Seismic Velocity Structure of Upper Mantle Beneath the Oldest Pacific Seafloor: Insights From Finite‐Frequency Tomography
Hyunsun Kang, YoungHee Kim, Shu‐Huei Hung, Pei‐Ying Patty Lin, Takehi Isse, Hitoshi Kawakatsu, Sang‐Mook Lee, Hisashi Utada, Nozomu Takeuchi, Hajime Shiobara, Hiroko Sugioka, Seung‐Sep Kim- Geochemistry and Petrology
- Geophysics
Abstract
The oldest oceanic basin (160–180 Ma) in the western Pacific is the birthplace of the Pacific Plate and is thus essential for understanding the formation and evolution of the oceanic plate.
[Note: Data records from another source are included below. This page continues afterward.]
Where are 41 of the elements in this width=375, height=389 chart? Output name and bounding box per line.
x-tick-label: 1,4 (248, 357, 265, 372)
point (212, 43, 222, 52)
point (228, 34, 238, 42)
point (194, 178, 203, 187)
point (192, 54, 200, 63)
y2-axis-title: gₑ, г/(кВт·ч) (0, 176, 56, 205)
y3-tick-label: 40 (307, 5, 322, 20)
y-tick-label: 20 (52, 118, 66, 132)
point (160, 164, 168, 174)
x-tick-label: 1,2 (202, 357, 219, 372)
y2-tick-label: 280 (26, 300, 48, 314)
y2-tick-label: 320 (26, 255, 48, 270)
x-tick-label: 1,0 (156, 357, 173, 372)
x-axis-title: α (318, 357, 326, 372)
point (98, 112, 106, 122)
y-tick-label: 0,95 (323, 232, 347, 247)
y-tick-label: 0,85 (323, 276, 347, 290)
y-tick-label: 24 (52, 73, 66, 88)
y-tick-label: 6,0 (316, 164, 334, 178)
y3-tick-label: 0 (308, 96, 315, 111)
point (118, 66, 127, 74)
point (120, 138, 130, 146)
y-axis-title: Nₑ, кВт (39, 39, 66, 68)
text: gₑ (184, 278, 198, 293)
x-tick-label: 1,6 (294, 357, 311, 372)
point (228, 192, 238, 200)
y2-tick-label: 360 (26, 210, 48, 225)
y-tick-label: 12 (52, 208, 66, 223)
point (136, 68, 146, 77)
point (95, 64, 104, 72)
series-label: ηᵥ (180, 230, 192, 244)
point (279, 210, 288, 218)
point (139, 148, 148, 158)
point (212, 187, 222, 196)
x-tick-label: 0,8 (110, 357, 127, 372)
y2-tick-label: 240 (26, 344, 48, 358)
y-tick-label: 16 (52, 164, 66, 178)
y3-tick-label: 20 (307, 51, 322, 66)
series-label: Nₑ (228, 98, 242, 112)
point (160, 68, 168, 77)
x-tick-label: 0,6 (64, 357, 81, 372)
However, the upper mantle structure beneath the region has not been thoroughly investigated because of the remoteness and difficulties of long‐term in situ seismic measurements at the ocean bottom. From 2018 to 2019, the Oldest‐1 experiment on the oldest seafloor was conducted as part of the international Pacific Array initiative. We present the first three‐dimensional P‐wave velocity structure down to a depth of 350 km based on the relative travel time residuals of teleseismic earthquakes recorded by 11 broadband ocean‐bottom seismometers operated during the Oldest‐1 experiment. Our result shows a fast P‐wave velocity anomaly (VP perturbation of 2%–4% faster than average) at a depth of 95–185 km beneath the northeast of the study area. This structure is interpreted as evidence of dry, viscous, and rigid materials at depths below the lithosphere. Two slow anomalies (VP perturbation of 2%–4% slower than average) are seen beneath the southwestern and eastern (the oldest seafloor >170 Ma) parts of the array site. The low‐velocity zones are found at depths of 95–305 km. The observed velocity structures can be indicative of plume activities that affected the upper mantle as the Pacific Plate migrated over hotspots from the southeast. Alternatively, the observed velocity features may provide seismic evidence for small‐scale sublithospheric convection.